Based on the comments of the bankruptcy court judge, the professionals filed their own motion for reconsideration in the state court to reinstate the judgments, which was granted. As of the date of this post, Sweport has filed yet another motion for reconsideration to invalidate the judgments, which remains pending.
Following nearly 17 months of protracted legal entanglement, the professionals had the clerk of the bankruptcy court issue writs of execution to the U.S. Marshall to seize the stock of the UMF subsidiary from the creditors. Sweports and the creditors moved in the bankruptcy court to quash the writs. On February 28, 2017, the bankruptcy court, relying on the dicta of the Seventh Circuit, quashed the writs on the grounds that the bankruptcy court lacked subject matter jurisdiction to enforce its own judgment.
In coming to this decision, the bankruptcy court recognized authority allowing courts to enforce their own orders and that the bankruptcy court may have “ancillary jurisdiction” “…to manage its proceedings, vindicate its authority, and effectuate its decrees.” The bankruptcy court further recognized that ancillary jurisdiction has widely been held to permit a court to enforce its judgment once the action that produced it has ended as, without jurisdiction to enforce its orders, “the judicial power would be incomplete and entirely inadequate to the purposes for which it was conferred by the Constitution.”
The bankruptcy court held, however, that the “law of the case” dicta from the Seventh Circuit decision specifically limited the bankruptcy court’s ancillary jurisdiction over the claims for fees and expenses. The bankruptcy court reasoned that, because the Seventh Circuit distinguished between a determination of fees on the one hand and an order to pay them on the other, the bankruptcy court’s jurisdiction post-dismissal came to an end once it issued a determination regarding the amount of the professionals’ fees.
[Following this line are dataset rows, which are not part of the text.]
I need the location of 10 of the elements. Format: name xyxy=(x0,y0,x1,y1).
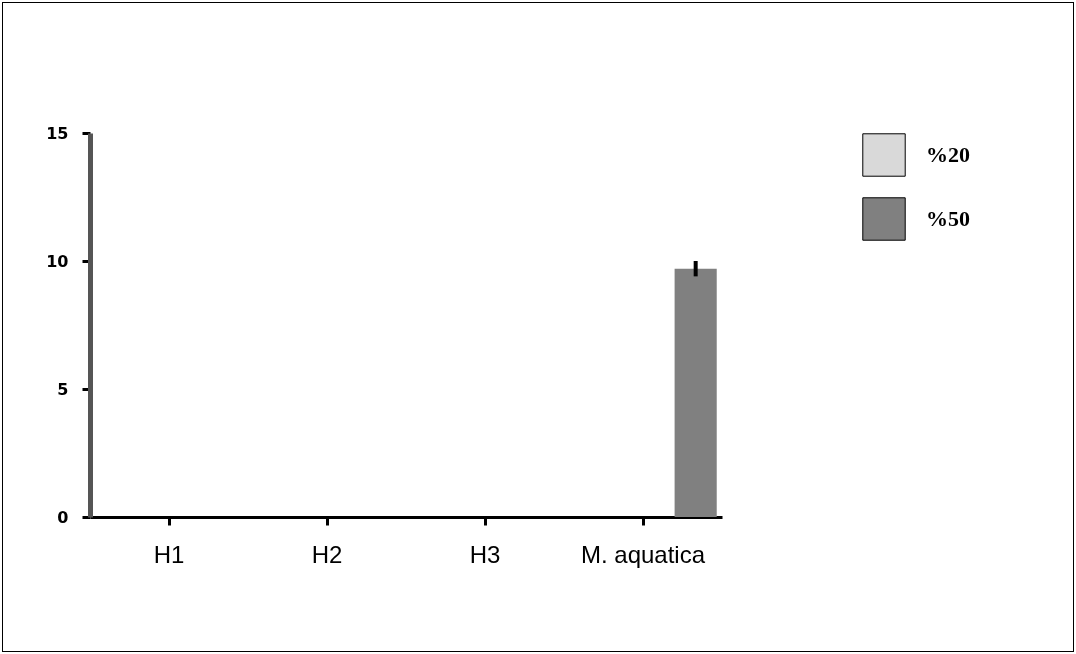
x-tick-label: M. aquatica xyxy=(580,540,706,568)
legend-label: %50 xyxy=(926,206,970,231)
x-tick-label: H2 xyxy=(311,540,343,568)
y-tick-label: 10 xyxy=(46,251,69,271)
x-tick-label: H1 xyxy=(153,540,185,568)
x-tick-label: H3 xyxy=(469,540,501,568)
y-tick-label: 0 xyxy=(57,507,69,527)
y-tick-label: 5 xyxy=(57,379,69,399)
y-tick-label: 15 xyxy=(46,123,69,143)
legend-label: %20 xyxy=(926,142,970,167)
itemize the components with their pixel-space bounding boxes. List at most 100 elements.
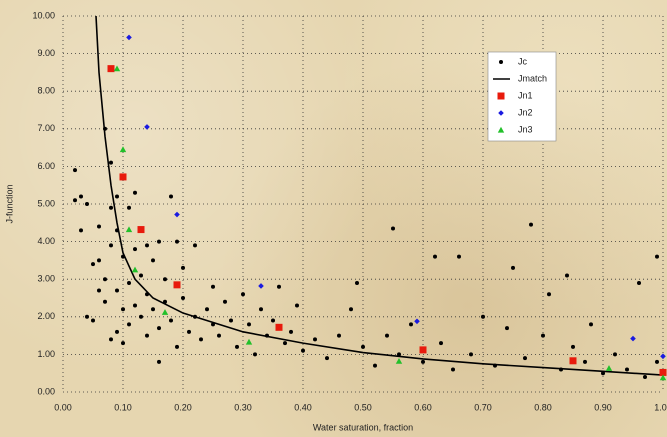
x-tick-label: 0.50	[354, 402, 372, 412]
marker-circle	[229, 318, 233, 323]
x-tick-label: 0.20	[174, 402, 192, 412]
marker-circle	[103, 277, 107, 282]
marker-circle	[421, 359, 425, 364]
legend-label: Jn1	[518, 90, 533, 100]
marker-triangle	[119, 146, 127, 153]
marker-circle	[481, 314, 485, 319]
marker-circle	[157, 239, 161, 244]
marker-diamond	[414, 318, 420, 325]
marker-circle	[85, 202, 89, 206]
marker-circle	[145, 243, 149, 248]
marker-square	[119, 173, 127, 181]
marker-circle	[439, 341, 443, 346]
marker-triangle	[125, 226, 133, 233]
marker-circle	[289, 329, 293, 334]
legend-label: Jmatch	[518, 73, 547, 83]
marker-circle	[91, 318, 95, 323]
marker-circle	[91, 262, 95, 267]
marker-circle	[109, 160, 113, 165]
marker-triangle	[131, 266, 139, 273]
x-tick-label: 1.00	[654, 402, 667, 412]
marker-circle	[655, 254, 659, 259]
marker-circle	[583, 359, 587, 364]
marker-circle	[79, 194, 83, 199]
marker-circle	[169, 318, 173, 323]
marker-circle	[121, 341, 125, 346]
y-tick-label: 1.00	[37, 349, 55, 359]
legend: Jc Jmatch Jn1 Jn2 Jn3	[487, 51, 557, 142]
fit-line	[95, 15, 664, 376]
marker-circle	[571, 344, 575, 349]
marker-circle	[565, 273, 569, 278]
marker-circle	[181, 296, 185, 300]
marker-circle	[523, 356, 527, 361]
marker-circle	[397, 352, 401, 357]
marker-circle	[313, 337, 317, 342]
marker-circle	[139, 314, 143, 319]
marker-circle	[151, 307, 155, 312]
marker-circle	[541, 333, 545, 338]
y-axis-title: J-function	[4, 184, 14, 223]
marker-circle	[181, 265, 185, 270]
marker-circle	[199, 337, 203, 342]
marker-circle	[127, 280, 131, 285]
y-tick-label: 2.00	[37, 311, 55, 321]
marker-circle	[637, 280, 641, 285]
marker-circle	[589, 322, 593, 327]
marker-circle	[85, 314, 89, 319]
marker-circle	[139, 273, 143, 278]
marker-circle	[337, 333, 341, 338]
marker-diamond	[660, 353, 666, 360]
legend-label: Jc	[518, 56, 528, 66]
marker-circle	[259, 307, 263, 312]
marker-diamond	[498, 110, 504, 116]
marker-triangle	[395, 357, 403, 364]
x-axis-title: Water saturation, fraction	[313, 422, 413, 432]
marker-circle	[253, 352, 257, 357]
marker-circle	[97, 224, 101, 229]
marker-circle	[355, 280, 359, 285]
marker-triangle	[497, 126, 505, 133]
marker-circle	[151, 258, 155, 263]
marker-circle	[505, 326, 509, 331]
marker-circle	[121, 307, 125, 312]
marker-circle	[175, 344, 179, 349]
marker-circle	[451, 367, 455, 372]
marker-circle	[145, 333, 149, 338]
marker-circle	[235, 344, 239, 349]
marker-circle	[217, 333, 221, 338]
marker-circle	[133, 190, 137, 195]
x-tick-label: 0.70	[474, 402, 492, 412]
marker-circle	[115, 288, 119, 293]
marker-circle	[187, 329, 191, 334]
marker-square	[137, 226, 145, 234]
marker-circle	[109, 205, 113, 210]
marker-circle	[109, 337, 113, 342]
y-tick-label: 4.00	[37, 236, 55, 246]
marker-circle	[391, 226, 395, 231]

It goes without saying that the most obvious of the practical implications of the Sweports decision is that, where at all possible, professionals should file fee applications and seek payment on account of those applications prior to dismissal of the case. Understanding that client and fiduciary interests may conflict with this course of action, there are a number of alternatives that a professional may pursue. For instance, instead of dismissing a case, where possible, the automatic stay may be lifted to allow suits by creditors so that professionals can file fee applications and professionals (and other creditors) can proceed with efforts to collect their debts. Alternatively, professionals should ask the bankruptcy court to include language in the fee order directing immediate payment to the professional and to “reserve” jurisdiction over fee enforcement proceedings under section Bankruptcy Code section 105(a), which states that “[n]o provision of this title…shall be construed to preclude the court from…taking any action or making any determination necessary or appropriate to enforce or implement court orders….”
The Sweports saga may not yet be over, and there is no guarantee that another court would hold similarly. But where fees are on the line, it may be better to be safe than sorry.